When code reaches pull-request stage, automated gates run static-analysis tools for re-entrancy, arithmetic overflow, and gas griefing. Only PRs with zero critical findings can be assigned to human reviewers. Every reviewer signs their commit with a hardware key and leaves line-item notes that are captured by a GitHub Action into a tamper-proof log, creating a chain of custody from idea to merge. The merge itself triggers test-suite execution across multiple EVM forks (Hardhat, Ganache, Foundry) to catch compiler-specific behaviour.
External audits are rotated across multiple top-tier firms so that no single vendor develops monocular familiarity—and corresponding blind spots—with the codebase. Each firm produces a scoping document co-signed by NXT’s internal security lead and a token-holder-elected community reviewer. Scoping documents list what is in and out of scope, the assumed threat actors, and the acceptance criteria for remediation. Reports are delivered in two phases: a private draft and a public final. The private draft gives the engineering team a window—never longer than fourteen days—to patch critical issues before public disclosure. All findings, including the “won’t-fix” items along with detailed rationales, appear in the final report to avoid whitewashing.
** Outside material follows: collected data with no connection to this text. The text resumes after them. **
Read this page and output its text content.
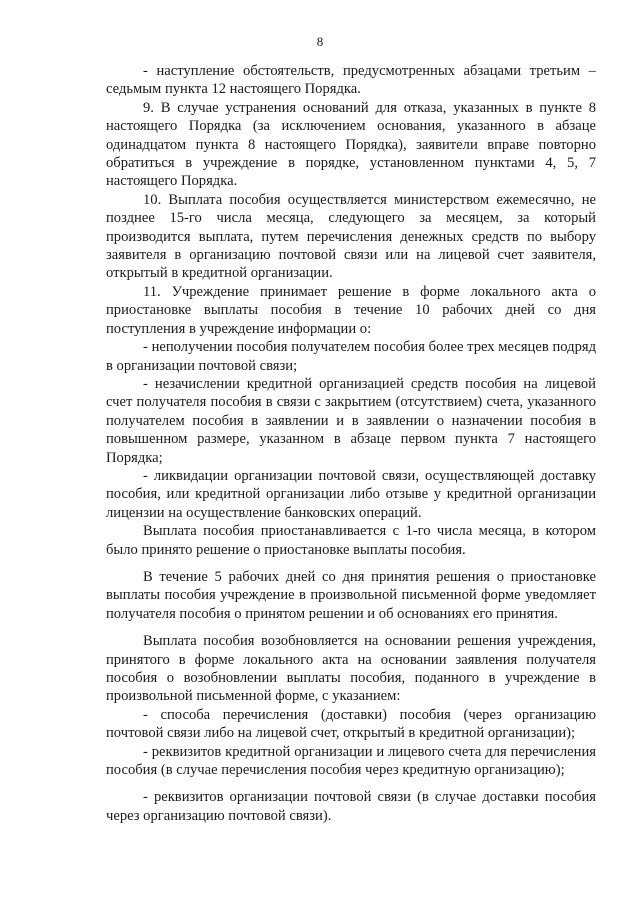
8

- наступление обстоятельств, предусмотренных абзацами третьим – седьмым пункта 12 настоящего Порядка.

9. В случае устранения оснований для отказа, указанных в пункте 8 настоящего Порядка (за исключением основания, указанного в абзаце одинадцатом пункта 8 настоящего Порядка), заявители вправе повторно обратиться в учреждение в порядке, установленном пунктами 4, 5, 7 настоящего Порядка.

10. Выплата пособия осуществляется министерством ежемесячно, не позднее 15-го числа месяца, следующего за месяцем, за который производится выплата, путем перечисления денежных средств по выбору заявителя в организацию почтовой связи или на лицевой счет заявителя, открытый в кредитной организации.

11. Учреждение принимает решение в форме локального акта о приостановке выплаты пособия в течение 10 рабочих дней со дня поступления в учреждение информации о:

- неполучении пособия получателем пособия более трех месяцев подряд в организации почтовой связи;

- незачислении кредитной организацией средств пособия на лицевой счет получателя пособия в связи с закрытием (отсутствием) счета, указанного получателем пособия в заявлении и в заявлении о назначении пособия в повышенном размере, указанном в абзаце первом пункта 7 настоящего Порядка;

- ликвидации организации почтовой связи, осуществляющей доставку пособия, или кредитной организации либо отзыве у кредитной организации лицензии на осуществление банковских операций.

Выплата пособия приостанавливается с 1-го числа месяца, в котором было принято решение о приостановке выплаты пособия.

В течение 5 рабочих дней со дня принятия решения о приостановке выплаты пособия учреждение в произвольной письменной форме уведомляет получателя пособия о принятом решении и об основаниях его принятия.

Выплата пособия возобновляется на основании решения учреждения, принятого в форме локального акта на основании заявления получателя пособия о возобновлении выплаты пособия, поданного в учреждение в произвольной письменной форме, с указанием:

- способа перечисления (доставки) пособия (через организацию почтовой связи либо на лицевой счет, открытый в кредитной организации);

- реквизитов кредитной организации и лицевого счета для перечисления пособия (в случае перечисления пособия через кредитную организацию);

- реквизитов организации почтовой связи (в случае доставки пособия через организацию почтовой связи).
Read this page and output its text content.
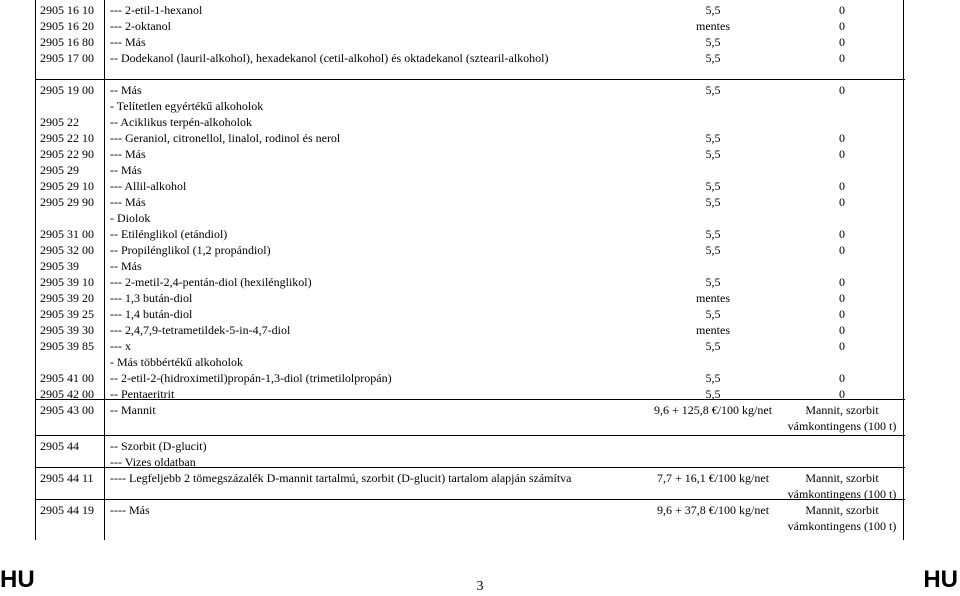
2905 16 10 --- 2-etil-1-hexanol	5,5	0
2905 16 20 --- 2-oktanol	mentes	0
2905 16 80 --- Más	5,5	0
2905 17 00 -- Dodekanol (lauril-alkohol), hexadekanol (cetil-alkohol) és oktadekanol (sztearil-alkohol)	5,5	0
2905 19 00 -- Más	5,5	0
- Telítetlen egyértékű alkoholok
2905 22	-- Aciklikus terpén-alkoholok
2905 22 10 --- Geraniol, citronellol, linalol, rodinol és nerol	5,5	0
2905 22 90 --- Más	5,5	0
2905 29	-- Más
2905 29 10 --- Allil-alkohol	5,5	0
2905 29 90 --- Más	5,5	0
- Diolok
2905 31 00 -- Etilénglikol (etándiol)	5,5	0
2905 32 00 -- Propilénglikol (1,2 propándiol)	5,5	0
2905 39	-- Más
2905 39 10 --- 2-metil-2,4-pentán-diol (hexilénglikol)	5,5	0
2905 39 20 --- 1,3 bután-diol	mentes	0
2905 39 25 --- 1,4 bután-diol	5,5	0
2905 39 30 --- 2,4,7,9-tetrametildek-5-in-4,7-diol	mentes	0
2905 39 85 --- x	5,5	0
- Más többértékű alkoholok
2905 41 00 -- 2-etil-2-(hidroximetil)propán-1,3-diol (trimetilolpropán)	5,5	0
2905 42 00 -- Pentaeritrit	5,5	0
2905 43 00 -- Mannit	9,6 + 125,8 €/100 kg/net	Mannit, szorbit
vámkontingens (100 t)
2905 44	-- Szorbit (D-glucit)
--- Vizes oldatban
2905 44 11 ---- Legfeljebb 2 tömegszázalék D-mannit tartalmú, szorbit (D-glucit) tartalom alapján számítva	7,7 + 16,1 €/100 kg/net	Mannit, szorbit
vámkontingens (100 t)
2905 44 19 ---- Más	9,6 + 37,8 €/100 kg/net	Mannit, szorbit
vámkontingens (100 t)
HU	3	HU
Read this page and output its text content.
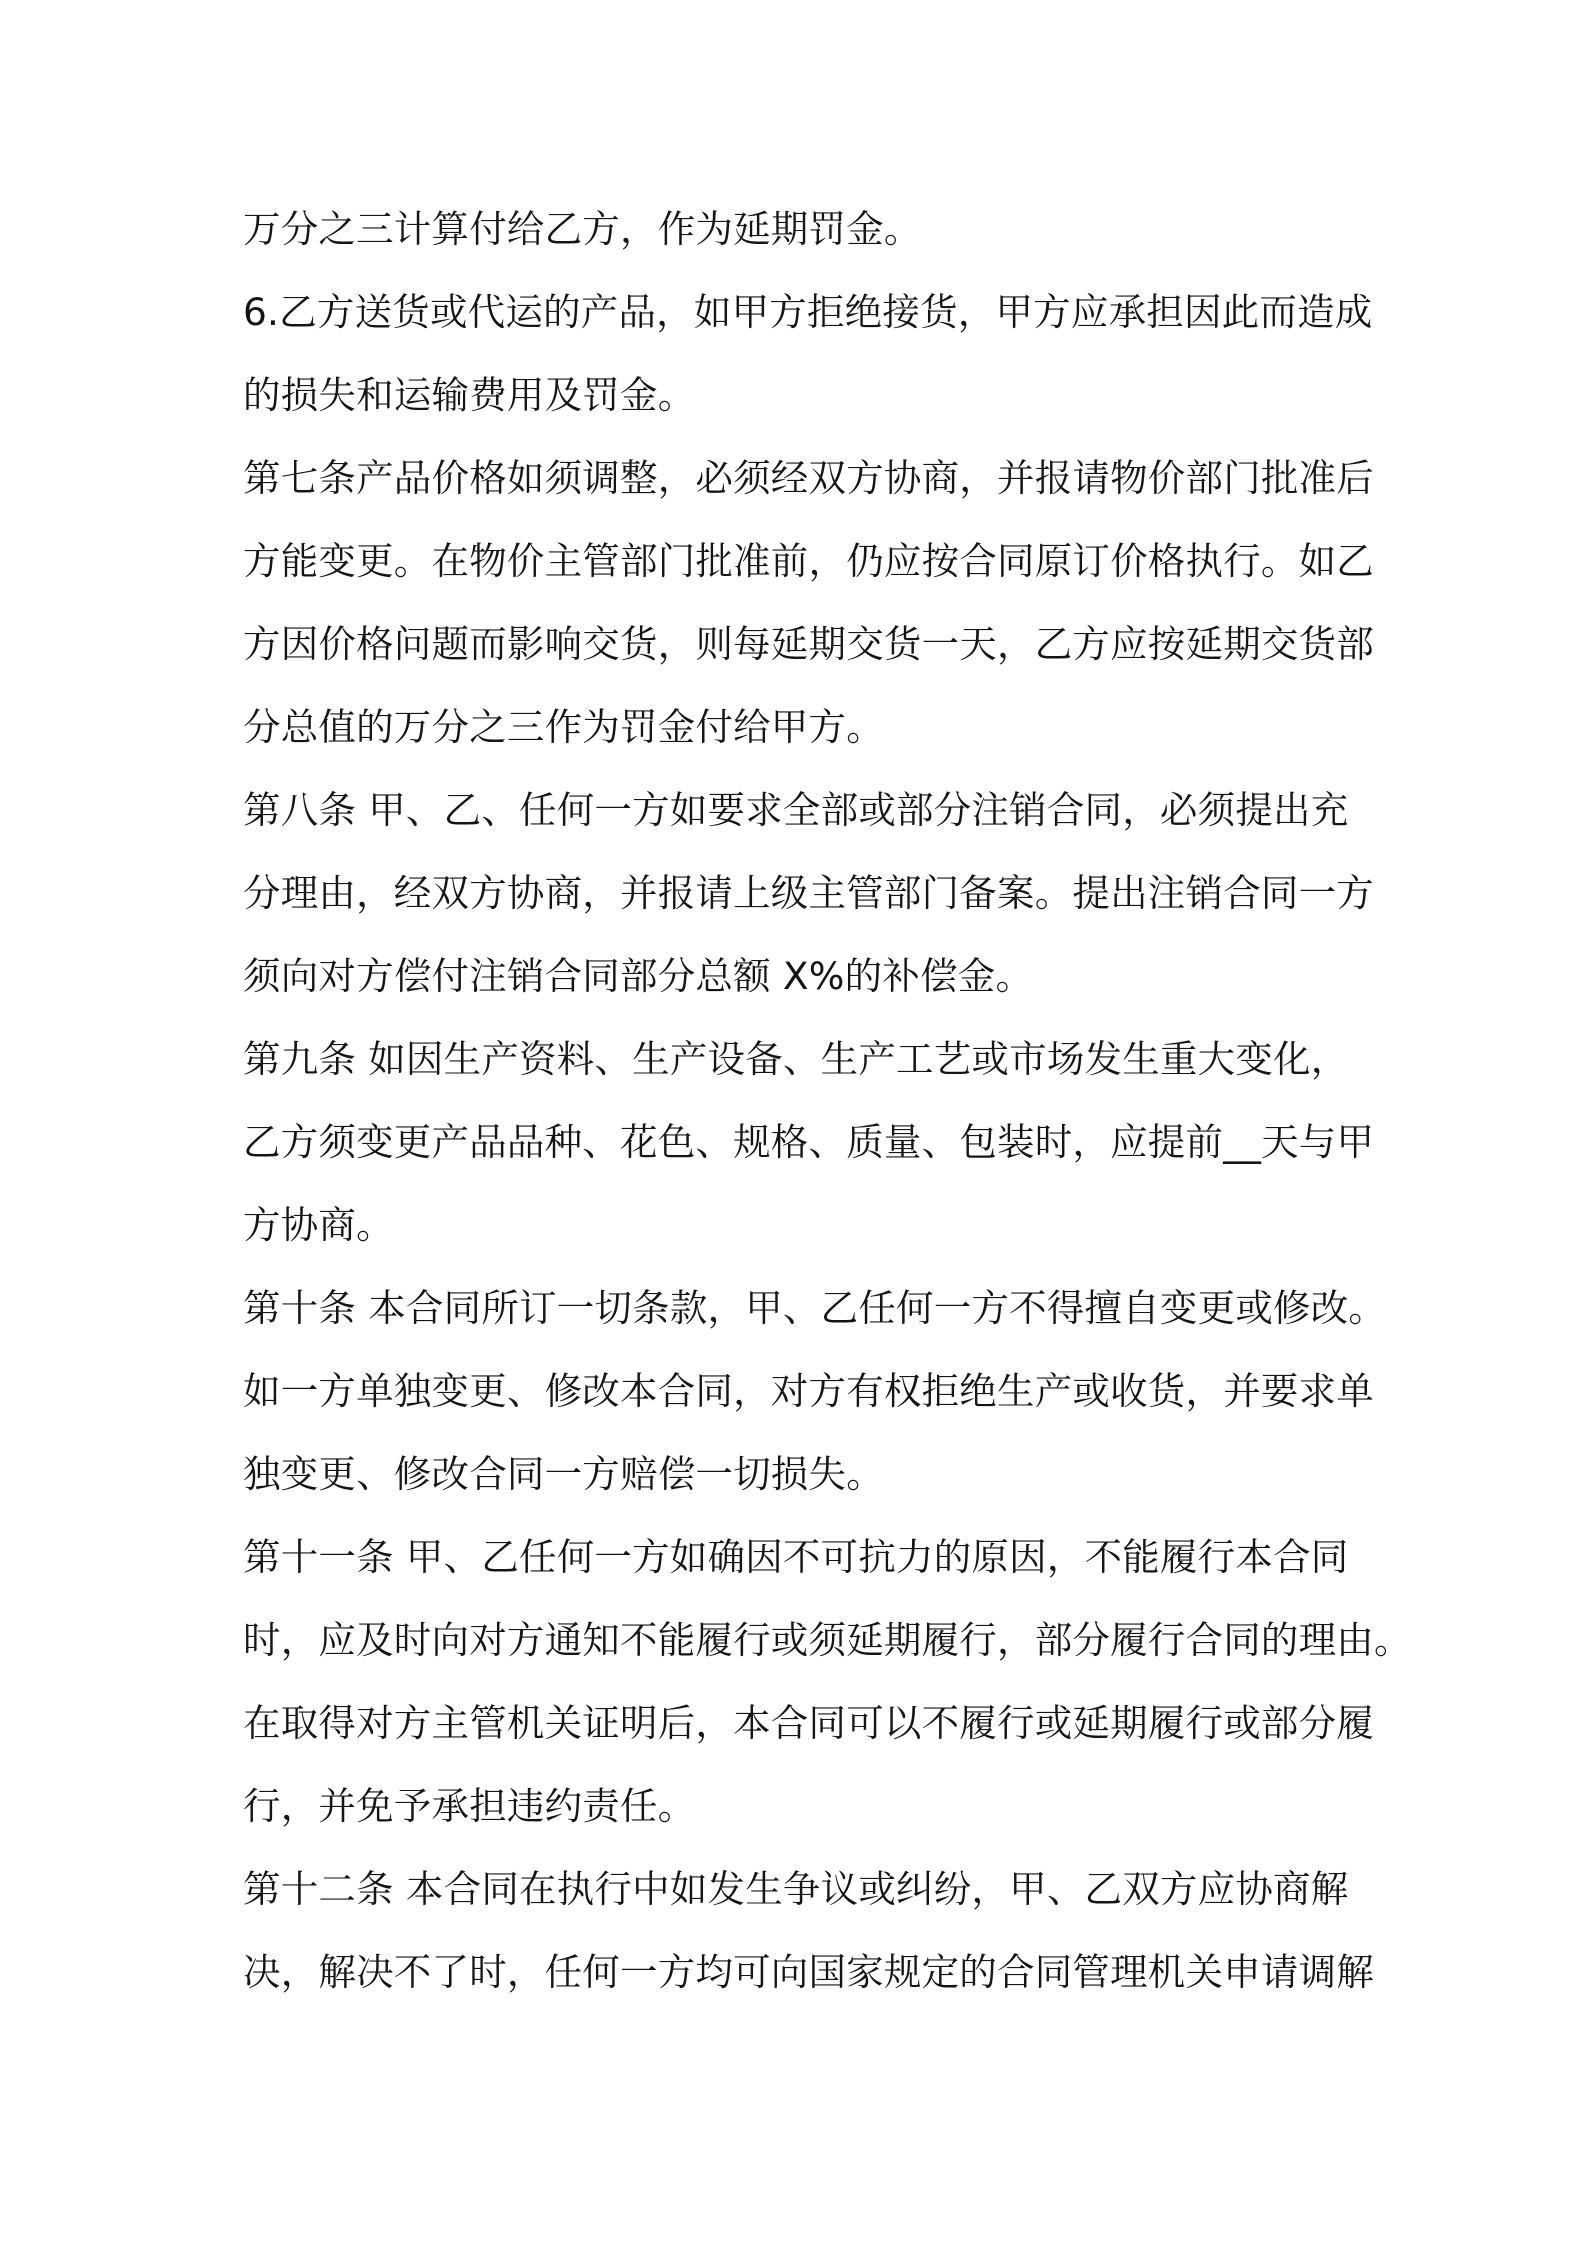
万分之三计算付给乙方，作为延期罚金。
6.乙方送货或代运的产品，如甲方拒绝接货，甲方应承担因此而造成
的损失和运输费用及罚金。
第七条产品价格如须调整，必须经双方协商，并报请物价部门批准后
方能变更。在物价主管部门批准前，仍应按合同原订价格执行。如乙
方因价格问题而影响交货，则每延期交货一天，乙方应按延期交货部
分总值的万分之三作为罚金付给甲方。
第八条 甲、乙、任何一方如要求全部或部分注销合同，必须提出充
分理由，经双方协商，并报请上级主管部门备案。提出注销合同一方
须向对方偿付注销合同部分总额 X%的补偿金。
第九条 如因生产资料、生产设备、生产工艺或市场发生重大变化，
乙方须变更产品品种、花色、规格、质量、包装时，应提前__天与甲
方协商。
第十条 本合同所订一切条款，甲、乙任何一方不得擅自变更或修改。
如一方单独变更、修改本合同，对方有权拒绝生产或收货，并要求单
独变更、修改合同一方赔偿一切损失。
第十一条 甲、乙任何一方如确因不可抗力的原因，不能履行本合同
时，应及时向对方通知不能履行或须延期履行，部分履行合同的理由。
在取得对方主管机关证明后，本合同可以不履行或延期履行或部分履
行，并免予承担违约责任。
第十二条 本合同在执行中如发生争议或纠纷，甲、乙双方应协商解
决，解决不了时，任何一方均可向国家规定的合同管理机关申请调解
A key philosophical stance is that audits are not “security stickers” for marketing. Instead, they are living artefacts. Every material code change—defined as any modification altering storage layout, external-facing API, or economic parameters—invalidates prior audits. A governance rule forces re-audit of the affected modules before main-net deployment. Audit metadata (commit hash, toolchain version, auditor signature) is published on-chain via a Registry contract so that dApps and wallets can query a token or contract address and confirm the newest audit status in real time.
Metrics track audit effectiveness: mean time-to-patch for critical findings, percentage of “won’t-fix” items that later become incidents, and post-audit exploit density. These numbers feed back into bounty payouts and vendor rotation schedules. By institutionalising threat modeling, automated gating, multi-vendor audits, transparent disclosure, and quantitative score-keeping, NXT transforms “audit” from a compliance checkbox into a continuous, data-driven discipline.